On embarque pour une navigation en zodiac sur le Rio Serrano jusqu’au Parc National Bernardo O’Higgins qui abrite deux magnifiques glaciers: les glaciers Balmaceda et Serrano. Le nom de ce parc vient de Bernardo O’Higgins Riquelme qui fut l’une des figures militaires fondamentales de l’indépendance et le premier chef d’État du Chili indépendant. La rivière Serrano prend sa source dans les eaux du lac Toro et poursuit sa course pour se jeter dans le fjiord Última Esperanza. On enfile nos vêtements chauds, gants et bonnets et nos gilets de sauvetage et la navigation peut commencer… jusqu’aux pieds des glaciers Balmaceda et Serrano. La météo n’est pas de la partie, il y a beaucoup de vent, il fait froid et les nuages gris s’accrochent aux sommets enneigés. Mais qu’importe, nous sommes bien emmitouflés pour résister à la météo capricieuse ! Le parcours permet de traverser des paysages très variés: des plaines alluviales ravinées par les crues, des cascades, des forêts qui semblent impénétrables depuis la rivière, de petites îles dénudées, des rapides tumultueux… Nous accostons pour approcher le glacier Serrano… Une courte randonnée à travers une forêt dense de coihues et ñirres, nous emmène jusqu’au pied du glacier Serrano noyé dans la brume. Le paysage semble austère: le glacier est encaissé entre des parois rocheuses, les couleurs bleues de la glace contrastent avec les roches sombres, accentuant l’âpreté du lieu. Des blocs de glace aux formes variées se détachent du glacier et tombent dans le lac Serrano puis partent ensuite à la dérive: l’art éphémère de la nature… Des aventuriers s’offrent une petite virée en zodiac au milieu des icebergs pour s’approcher au plus près de l’immense mur de glace: «Ohé, ohé, capitaine abandonné / Ohé, ohé, mets des ailes à ton voilier / Sonnez, sonnez, les sirènes au vent salé / Sonnez, sonnez la dernière traversée » (Capitaine abandonné – Gold).

Murtilla ou goyavier du Chili

Le chemin menant au glacier Serrano est tapissé d’arbustes en fleurs ou couverts de baies colorées: des Murtilla (goyavier du Chili) dont le fruit au goût de fraise des bois est utilisé pour la production de l’arôme de fraise, des baies de Frutilla del Diablo (fraisier du diable) non comestibles ou encore des Fuschia de Magellan.
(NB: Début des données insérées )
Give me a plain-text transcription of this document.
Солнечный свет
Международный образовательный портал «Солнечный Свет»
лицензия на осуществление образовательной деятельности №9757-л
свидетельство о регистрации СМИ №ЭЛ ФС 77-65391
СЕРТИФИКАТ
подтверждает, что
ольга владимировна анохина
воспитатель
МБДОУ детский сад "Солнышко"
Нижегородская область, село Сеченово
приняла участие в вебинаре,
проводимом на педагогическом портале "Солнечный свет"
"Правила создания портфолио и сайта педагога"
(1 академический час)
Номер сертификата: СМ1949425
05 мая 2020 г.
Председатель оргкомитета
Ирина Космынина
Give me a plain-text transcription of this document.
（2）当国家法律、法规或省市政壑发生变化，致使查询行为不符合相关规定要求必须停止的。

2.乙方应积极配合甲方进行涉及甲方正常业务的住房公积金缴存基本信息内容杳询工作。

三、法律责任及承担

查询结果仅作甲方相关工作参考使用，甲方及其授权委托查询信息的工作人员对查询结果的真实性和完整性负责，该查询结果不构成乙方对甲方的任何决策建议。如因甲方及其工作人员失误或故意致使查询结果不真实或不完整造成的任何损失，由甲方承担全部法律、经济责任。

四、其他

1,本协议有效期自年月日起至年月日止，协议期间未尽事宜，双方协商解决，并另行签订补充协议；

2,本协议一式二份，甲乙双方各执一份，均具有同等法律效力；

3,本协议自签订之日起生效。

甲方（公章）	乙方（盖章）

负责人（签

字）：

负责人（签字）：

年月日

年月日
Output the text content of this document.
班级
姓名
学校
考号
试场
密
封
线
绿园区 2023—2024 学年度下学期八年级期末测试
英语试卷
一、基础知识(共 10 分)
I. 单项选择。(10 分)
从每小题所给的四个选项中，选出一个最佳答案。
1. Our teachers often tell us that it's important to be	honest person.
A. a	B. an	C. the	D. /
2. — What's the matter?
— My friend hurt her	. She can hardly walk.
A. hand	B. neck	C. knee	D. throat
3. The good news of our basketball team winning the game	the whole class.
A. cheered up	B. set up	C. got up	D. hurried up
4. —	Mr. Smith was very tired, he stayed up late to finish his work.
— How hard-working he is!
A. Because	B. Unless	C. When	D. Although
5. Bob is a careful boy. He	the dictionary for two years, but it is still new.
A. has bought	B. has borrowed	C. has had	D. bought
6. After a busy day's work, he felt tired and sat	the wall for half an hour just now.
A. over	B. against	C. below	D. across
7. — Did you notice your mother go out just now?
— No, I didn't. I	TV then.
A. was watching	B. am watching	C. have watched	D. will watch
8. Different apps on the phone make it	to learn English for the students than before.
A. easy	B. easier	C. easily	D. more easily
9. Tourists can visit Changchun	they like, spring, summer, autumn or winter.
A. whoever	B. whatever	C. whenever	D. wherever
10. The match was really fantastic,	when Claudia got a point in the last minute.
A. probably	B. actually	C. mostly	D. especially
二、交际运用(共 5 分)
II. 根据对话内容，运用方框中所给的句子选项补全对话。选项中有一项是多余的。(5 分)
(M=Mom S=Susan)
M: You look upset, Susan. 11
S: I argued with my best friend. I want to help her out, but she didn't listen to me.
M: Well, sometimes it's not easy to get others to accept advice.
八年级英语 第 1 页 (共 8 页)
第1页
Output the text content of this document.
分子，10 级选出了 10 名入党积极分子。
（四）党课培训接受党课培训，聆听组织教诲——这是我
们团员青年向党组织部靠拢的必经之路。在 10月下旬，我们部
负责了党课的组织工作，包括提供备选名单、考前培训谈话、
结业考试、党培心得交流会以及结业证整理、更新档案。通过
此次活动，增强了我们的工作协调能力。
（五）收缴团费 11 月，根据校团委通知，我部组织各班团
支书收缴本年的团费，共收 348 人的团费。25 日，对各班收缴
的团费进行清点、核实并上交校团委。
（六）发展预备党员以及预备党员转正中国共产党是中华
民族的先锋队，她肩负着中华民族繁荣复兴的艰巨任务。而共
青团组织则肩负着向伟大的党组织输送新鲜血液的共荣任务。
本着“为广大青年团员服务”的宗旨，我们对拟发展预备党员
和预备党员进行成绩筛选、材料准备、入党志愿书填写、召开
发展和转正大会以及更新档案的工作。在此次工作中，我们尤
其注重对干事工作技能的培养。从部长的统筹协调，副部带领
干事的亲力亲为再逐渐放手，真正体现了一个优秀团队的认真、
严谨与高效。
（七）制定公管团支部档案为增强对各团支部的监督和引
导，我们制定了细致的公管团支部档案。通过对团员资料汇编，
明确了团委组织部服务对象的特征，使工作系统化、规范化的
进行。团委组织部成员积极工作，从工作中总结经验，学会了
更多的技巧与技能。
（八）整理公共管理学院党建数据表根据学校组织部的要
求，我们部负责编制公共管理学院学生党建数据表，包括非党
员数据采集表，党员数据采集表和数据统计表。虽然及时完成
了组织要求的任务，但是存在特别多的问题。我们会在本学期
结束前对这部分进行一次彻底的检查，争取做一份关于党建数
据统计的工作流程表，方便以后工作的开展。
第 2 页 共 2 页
Un drôle d’insecte nous observe tranquillement caché dans cette végétation épaisse et drue. Beaucoup d’arbres du genre Nothofagus (arbres voisins des hêtres) sont touchés par le Cyttaria (Llao-llao ou Pan de Indio). Non, non ce n’est pas un fruit mais un champignon parasite comestible (Et non, je ne les ai pas goûtés). Ces champignons forment des tumeurs (nœuds) aux branches et aux troncs des arbres infectés. En réaction à ce parasite, l’arbre développe une forte excroissance très décorative, utilisée en artisanat. Ces tumeurs ont une forme arrondie et boursoufflée du même aspect que le bois et l’écorce et elles peuvent atteindre des circonférences impressionnantes (jusqu’à deux à trois mètres). Nous rejoignons le rivage pour terminer la navigation vers le fjiord Última Esperanza profitant encore un peu des paysages majestueux du fjord bordés d’estancia où paissent en liberté les chevaux au bord de l’eau… S’il n’y avait qu’une seule phrase pour résumer cette découverte de la Patagonie chilienne, je choisirais sans aucun doute celle-ci qui résume tout: « La splendeur des paysages est à la hauteur de l’inhospitalité légendaire des lieux ».